Sous sa moumoute, il a changé de teinte, le Rambo du sélecteur. Il est devenu couleur huile de vidange pas fraîche. Moi je jubile : je vais définitivement l'atomiser. Pour faire bonne mesure, je clopine vers la CB, qui dégueule l'essence par son trop-plein, et tente de la redresser. Bien sûr, l'aut'naze se précipite pour le faire à ma place. Allez, vas-y. Et si en plus tu peux te détruire les reins au passage, ça sera toujours ça de pris. Je me dirige vers la ligne de départ en traînant un peu la patte, histoire de. L'examinateur m'a rattrapé, et me glisse à l'oreille : « je vous plains, vous n'avez pas dû vous amuser tous les jours avec ce loustic.
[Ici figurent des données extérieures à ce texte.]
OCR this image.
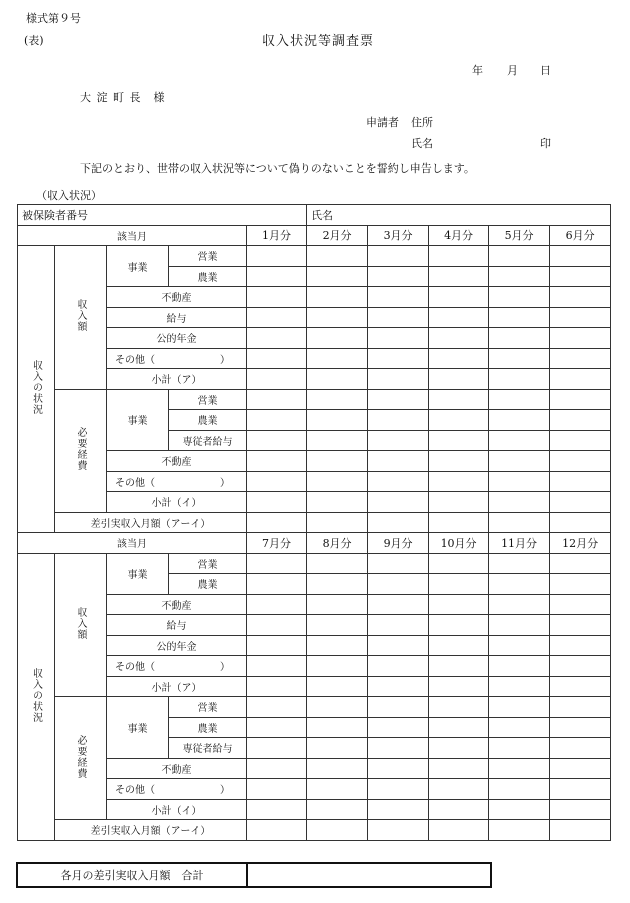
様式第９号
(表)	収入状況等調査票
年 月 日
大 淀 町 長　様
申請者 住所
氏名	印
下記のとおり、世帯の収入状況等について偽りのないことを誓約し申告します。
（収入状況）
被保険者番号					氏名				
該当月				1月分	2月分	3月分	4月分	5月分	6月分
収入の状況	収入額	事業	営業						
			農業						
		不動産							
		給与							
		公的年金							

		その他（ ）							

		小計（ア）							
	必要経費	事業	営業						
			農業						
			専従者給与						
		不動産							

		その他（ ）							

		小計（イ）							
	差引実収入月額（アーイ）								
該当月				7月分	8月分	9月分	10月分	11月分	12月分
収入の状況	収入額	事業	営業						
			農業						
		不動産							
		給与							
		公的年金							

		その他（ ）							

		小計（ア）							
	必要経費	事業	営業						
			農業						
			専従者給与						
		不動産							

		その他（ ）							

		小計（イ）							
	差引実収入月額（アーイ）								
各月の差引実収入月額　合計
Il en reste, des comme lui, qui deviennent moniteur pour pouvoir se la jouer gros bras auprès des débutants ». C'est à ce moment-là que j'ai été héroïque : j'ai réussi à ne pas sourire, mais plutôt à lui jeter un regard tout penaud, façon « ah... si vous pouviez savoir, mon pauv' monsieur ». Derrière, l'aut'naze s'échine à faire redémarrer son tas de boue. J'en profite pour demander à l'examinateur si je ne peux pas prendre une autre machine, sous prétexte que je vais avoir du mal à remonter sur celle-là. Bien sûr, il est d'accord. Et, comme par hasard, je vais chercher la noire, celle qui a les pneus un peu moins rincés, et je fais quelques petits runs histoire de chauffer un poil le pneu avant. Au milieu du circuit, la CB rouge a fini par craquer, non sans lâcher quelques bouffées de fumée bleue.
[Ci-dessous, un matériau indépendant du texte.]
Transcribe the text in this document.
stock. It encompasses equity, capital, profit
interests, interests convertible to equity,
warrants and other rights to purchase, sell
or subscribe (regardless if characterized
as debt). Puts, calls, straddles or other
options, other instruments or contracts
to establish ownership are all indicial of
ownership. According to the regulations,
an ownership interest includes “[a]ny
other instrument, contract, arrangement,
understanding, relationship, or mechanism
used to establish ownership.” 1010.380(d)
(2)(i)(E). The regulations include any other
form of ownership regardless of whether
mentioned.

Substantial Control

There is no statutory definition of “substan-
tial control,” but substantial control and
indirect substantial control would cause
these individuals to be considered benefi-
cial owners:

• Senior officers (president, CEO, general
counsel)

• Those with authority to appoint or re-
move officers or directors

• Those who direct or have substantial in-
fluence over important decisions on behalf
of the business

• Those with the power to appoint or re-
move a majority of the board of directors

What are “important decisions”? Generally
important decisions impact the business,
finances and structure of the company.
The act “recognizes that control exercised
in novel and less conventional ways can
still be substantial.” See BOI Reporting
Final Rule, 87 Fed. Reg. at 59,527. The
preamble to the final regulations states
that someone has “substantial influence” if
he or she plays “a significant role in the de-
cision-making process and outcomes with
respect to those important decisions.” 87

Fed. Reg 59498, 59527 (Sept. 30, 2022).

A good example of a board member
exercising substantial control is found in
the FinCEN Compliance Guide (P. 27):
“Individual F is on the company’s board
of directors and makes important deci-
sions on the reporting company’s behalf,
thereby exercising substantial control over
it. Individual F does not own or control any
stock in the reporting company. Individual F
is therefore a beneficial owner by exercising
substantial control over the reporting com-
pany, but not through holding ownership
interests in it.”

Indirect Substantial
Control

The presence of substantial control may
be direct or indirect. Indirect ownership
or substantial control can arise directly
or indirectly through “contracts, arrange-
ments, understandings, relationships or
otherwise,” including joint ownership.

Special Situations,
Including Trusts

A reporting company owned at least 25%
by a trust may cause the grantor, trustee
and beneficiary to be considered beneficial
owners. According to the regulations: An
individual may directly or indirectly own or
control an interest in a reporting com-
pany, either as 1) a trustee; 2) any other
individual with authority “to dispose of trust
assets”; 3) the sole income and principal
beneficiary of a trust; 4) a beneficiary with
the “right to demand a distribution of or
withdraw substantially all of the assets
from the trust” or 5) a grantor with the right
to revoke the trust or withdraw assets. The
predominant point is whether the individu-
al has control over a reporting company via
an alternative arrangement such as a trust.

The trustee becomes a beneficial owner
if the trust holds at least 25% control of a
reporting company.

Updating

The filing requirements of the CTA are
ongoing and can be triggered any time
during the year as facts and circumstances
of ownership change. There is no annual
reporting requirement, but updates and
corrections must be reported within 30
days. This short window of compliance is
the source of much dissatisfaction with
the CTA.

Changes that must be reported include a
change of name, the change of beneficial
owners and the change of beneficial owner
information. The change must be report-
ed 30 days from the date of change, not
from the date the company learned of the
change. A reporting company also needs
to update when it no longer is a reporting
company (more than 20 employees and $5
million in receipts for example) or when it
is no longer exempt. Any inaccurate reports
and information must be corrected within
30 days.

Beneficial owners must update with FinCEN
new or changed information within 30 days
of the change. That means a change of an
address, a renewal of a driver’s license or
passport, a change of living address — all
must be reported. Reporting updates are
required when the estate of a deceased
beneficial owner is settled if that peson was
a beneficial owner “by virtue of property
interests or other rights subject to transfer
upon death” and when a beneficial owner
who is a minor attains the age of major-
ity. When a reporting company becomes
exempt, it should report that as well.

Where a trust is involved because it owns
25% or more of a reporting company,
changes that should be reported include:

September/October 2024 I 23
Bien en face des plots, je m'élance. Pif paf, pif paf, pif paf... freinage, matage de plot, remise de gaz... stabilisé en 3e, pif paf, pif paf, dernier plot et hop ! Un freinage magistral, roue arrière même pas bloquée, à 20 bons centimètres de la ligne. Un petit 21'00 tout rond. Tiens ! Le type plutôt sympa que j'avais failli gifler la première fois -je ne connais toujours pas son prénom- a commencé à applaudir, du coup tout le monde s'y est mis. Je fais un effort, et pique un phare.

L'aut'naze s'est maintenant aligné au fond du circuit. Retors comme il est, il a bien pris 4 mètres d'élan de plus que moi. Sa méthode est différente : il passe très vite en trois, et ouvre à fond. Jusqu'à la moitié du parcours, tout va bien. Il est même plutôt rapide. Son freinage est quelconque : il assure. Au demi-tour, il lui arrive presque la même chose que moi. Mais comme il pèse au bas mot quarante kilos de mieux, il arrive à maîtriser tout ça. Je sais qu'il est un poil plus vite que moi, mais il ne fera pas claquer un 18 secondes. C'est quand il a chopé la poignée de frein qu'il a perdu son taf' : la fourche est arrivée en butée (normal, vu son poids), et on a entendu gueuler le pneu. Sur une bécane normale, ça se rattrape. Mais pas sur la rouge. Celle avec la fourche tordue. Et BLANG ! Aux fraises !

Ya des jours, comme ça, faut pas chercher à comprendre, chuis bénie des dieux.